Marine Management News Fish Identification Quiz
This fish begins life in California waters with many thousands- sometimes over a million- of its fellow larvae during the January through May spawning period. Young fish begin moving inshore to intertidal and estuarine habitats at around 4 to 6 months old and 1 to 2 inches in length, although some may choose to stay near drifting algae and seagrass. As it matures, this fish moves into deeper water. It frequently forms loose schools 10 to 20 ft. above shallow (to 120 ft.) rocky reefs, but may also be observed as individual fish resting on rocky bottom, or schooling in midwater over deeper (to 240 ft.) reefs. Adults are most commonly found in water less than 55 ft. deep, but they have been found down to 1,200 ft.

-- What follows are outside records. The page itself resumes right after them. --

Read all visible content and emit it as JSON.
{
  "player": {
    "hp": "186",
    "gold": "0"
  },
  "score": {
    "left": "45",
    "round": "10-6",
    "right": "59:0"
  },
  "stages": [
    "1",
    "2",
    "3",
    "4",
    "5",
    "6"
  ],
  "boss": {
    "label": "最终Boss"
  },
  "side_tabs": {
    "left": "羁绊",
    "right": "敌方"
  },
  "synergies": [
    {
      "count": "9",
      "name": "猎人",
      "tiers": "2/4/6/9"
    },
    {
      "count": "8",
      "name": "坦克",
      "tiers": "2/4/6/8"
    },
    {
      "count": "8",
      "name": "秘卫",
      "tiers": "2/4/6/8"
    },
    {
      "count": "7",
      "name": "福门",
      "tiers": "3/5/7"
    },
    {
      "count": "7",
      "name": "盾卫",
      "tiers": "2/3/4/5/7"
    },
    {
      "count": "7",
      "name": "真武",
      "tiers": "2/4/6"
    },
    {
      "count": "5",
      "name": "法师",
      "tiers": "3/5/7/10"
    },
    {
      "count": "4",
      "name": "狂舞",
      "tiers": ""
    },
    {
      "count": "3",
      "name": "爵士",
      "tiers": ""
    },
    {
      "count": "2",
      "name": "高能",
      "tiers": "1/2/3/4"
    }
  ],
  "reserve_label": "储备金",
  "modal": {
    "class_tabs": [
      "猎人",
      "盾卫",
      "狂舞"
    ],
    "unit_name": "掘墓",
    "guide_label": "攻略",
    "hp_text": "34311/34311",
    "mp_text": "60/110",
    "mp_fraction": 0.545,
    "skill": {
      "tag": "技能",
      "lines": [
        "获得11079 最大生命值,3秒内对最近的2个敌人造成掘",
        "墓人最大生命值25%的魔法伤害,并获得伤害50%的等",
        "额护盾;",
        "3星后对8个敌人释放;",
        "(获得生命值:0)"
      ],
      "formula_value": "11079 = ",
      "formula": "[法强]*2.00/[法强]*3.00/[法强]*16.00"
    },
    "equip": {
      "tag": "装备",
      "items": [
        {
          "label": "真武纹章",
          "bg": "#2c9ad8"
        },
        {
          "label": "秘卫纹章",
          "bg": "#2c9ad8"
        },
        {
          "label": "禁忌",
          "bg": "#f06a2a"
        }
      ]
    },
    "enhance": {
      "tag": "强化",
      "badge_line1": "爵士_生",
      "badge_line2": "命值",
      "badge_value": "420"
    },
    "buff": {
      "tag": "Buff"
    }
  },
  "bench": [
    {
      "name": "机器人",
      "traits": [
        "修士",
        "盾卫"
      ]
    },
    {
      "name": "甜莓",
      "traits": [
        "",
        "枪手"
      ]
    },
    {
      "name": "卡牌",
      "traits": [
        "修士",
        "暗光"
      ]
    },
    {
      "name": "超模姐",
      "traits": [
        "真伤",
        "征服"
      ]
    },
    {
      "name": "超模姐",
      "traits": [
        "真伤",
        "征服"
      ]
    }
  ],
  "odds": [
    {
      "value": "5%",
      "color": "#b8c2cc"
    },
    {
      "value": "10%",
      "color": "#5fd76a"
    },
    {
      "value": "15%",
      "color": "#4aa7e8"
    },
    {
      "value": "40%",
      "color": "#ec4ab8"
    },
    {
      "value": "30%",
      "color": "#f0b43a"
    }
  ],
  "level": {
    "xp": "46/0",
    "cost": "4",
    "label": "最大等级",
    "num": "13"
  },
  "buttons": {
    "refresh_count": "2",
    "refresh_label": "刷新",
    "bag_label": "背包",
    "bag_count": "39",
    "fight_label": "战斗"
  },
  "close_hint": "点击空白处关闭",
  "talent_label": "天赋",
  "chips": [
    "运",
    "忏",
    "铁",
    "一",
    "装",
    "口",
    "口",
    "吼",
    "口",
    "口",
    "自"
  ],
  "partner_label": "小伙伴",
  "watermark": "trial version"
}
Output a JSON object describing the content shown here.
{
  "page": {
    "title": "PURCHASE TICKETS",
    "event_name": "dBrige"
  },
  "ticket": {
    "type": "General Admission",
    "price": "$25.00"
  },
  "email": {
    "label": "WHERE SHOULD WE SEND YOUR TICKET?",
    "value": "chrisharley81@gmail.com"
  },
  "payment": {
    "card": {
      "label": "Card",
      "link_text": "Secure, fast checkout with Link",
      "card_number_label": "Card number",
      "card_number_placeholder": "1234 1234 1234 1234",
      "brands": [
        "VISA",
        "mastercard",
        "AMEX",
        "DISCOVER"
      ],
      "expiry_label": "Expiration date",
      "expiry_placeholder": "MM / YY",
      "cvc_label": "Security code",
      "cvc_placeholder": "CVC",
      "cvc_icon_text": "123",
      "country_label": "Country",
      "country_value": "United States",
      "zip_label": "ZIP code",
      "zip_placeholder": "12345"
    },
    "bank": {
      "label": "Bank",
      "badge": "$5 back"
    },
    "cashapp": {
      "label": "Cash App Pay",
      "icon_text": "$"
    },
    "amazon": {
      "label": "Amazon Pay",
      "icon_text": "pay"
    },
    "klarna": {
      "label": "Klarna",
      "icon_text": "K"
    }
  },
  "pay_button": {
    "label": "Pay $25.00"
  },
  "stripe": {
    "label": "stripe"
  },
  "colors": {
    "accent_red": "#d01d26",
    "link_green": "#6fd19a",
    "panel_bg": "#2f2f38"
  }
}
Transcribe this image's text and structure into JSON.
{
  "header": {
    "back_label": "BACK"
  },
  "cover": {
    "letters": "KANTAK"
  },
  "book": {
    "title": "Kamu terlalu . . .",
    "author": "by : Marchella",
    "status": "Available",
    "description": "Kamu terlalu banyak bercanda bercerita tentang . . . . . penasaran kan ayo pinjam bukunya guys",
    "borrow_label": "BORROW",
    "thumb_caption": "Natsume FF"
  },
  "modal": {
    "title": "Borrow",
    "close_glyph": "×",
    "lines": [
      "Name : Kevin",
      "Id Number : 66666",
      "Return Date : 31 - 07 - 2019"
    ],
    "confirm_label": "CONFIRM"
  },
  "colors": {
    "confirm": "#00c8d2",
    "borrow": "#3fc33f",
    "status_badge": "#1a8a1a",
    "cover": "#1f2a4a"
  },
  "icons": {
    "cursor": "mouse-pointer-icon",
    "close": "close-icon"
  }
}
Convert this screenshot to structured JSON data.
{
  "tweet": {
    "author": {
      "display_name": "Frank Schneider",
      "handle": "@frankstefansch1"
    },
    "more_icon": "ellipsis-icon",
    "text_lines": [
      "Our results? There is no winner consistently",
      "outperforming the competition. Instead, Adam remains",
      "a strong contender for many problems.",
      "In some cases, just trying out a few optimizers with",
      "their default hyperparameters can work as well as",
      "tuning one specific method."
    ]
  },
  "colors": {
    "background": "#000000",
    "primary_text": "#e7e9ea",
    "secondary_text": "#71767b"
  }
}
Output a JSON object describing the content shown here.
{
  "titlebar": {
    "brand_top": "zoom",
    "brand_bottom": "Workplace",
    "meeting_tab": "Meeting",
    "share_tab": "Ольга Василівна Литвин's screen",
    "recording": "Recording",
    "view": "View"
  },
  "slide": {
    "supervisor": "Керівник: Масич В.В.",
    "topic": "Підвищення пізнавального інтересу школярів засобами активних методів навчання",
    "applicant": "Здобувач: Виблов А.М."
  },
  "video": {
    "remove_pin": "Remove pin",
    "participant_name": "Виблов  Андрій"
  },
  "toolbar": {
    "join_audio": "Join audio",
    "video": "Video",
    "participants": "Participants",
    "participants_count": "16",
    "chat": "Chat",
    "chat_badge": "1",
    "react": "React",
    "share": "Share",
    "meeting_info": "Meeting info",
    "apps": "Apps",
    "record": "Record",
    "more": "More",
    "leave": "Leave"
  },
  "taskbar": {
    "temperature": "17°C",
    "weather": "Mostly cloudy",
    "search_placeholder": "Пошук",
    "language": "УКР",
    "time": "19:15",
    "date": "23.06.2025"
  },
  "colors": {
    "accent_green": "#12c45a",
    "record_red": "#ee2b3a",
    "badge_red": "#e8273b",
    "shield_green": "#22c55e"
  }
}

This species ranges from the Aleutian Islands of western Alaska in the north to Huntington Beach, California in the south, but it is not frequently seen south of Pt. Conception.
This fish has a relatively fast growth rate. First year growth is usually 3½ to 4 inches; by age five, growth rate for females surpasses that of males, and by age 15, females may average about 2½ inches longer than males. This species reaches a maximum size of around 27 inches long and 10 lb., and can live to be 50 years old.
Recreational anglers often catch this fish, particularly in northern California. It is taken mostly incidentally in the commercial fishery, although increased landings have been seen for the live-fish fishery, primarily from Morro Bay north to Fort Bragg. The federal government has reported that the number of fish greater than two years old underwent a 62 percent decline between 1945 and 1986; however since then, especially in 1994 and 1995, large numbers of new, younger fish have bolstered the population off northern California and Oregon.
This fish is a black rockfish, Sebastes melanops. The daily bag limit for black rockfish is currently 10 fish during the open season, in combination with other RCG Complex fishes.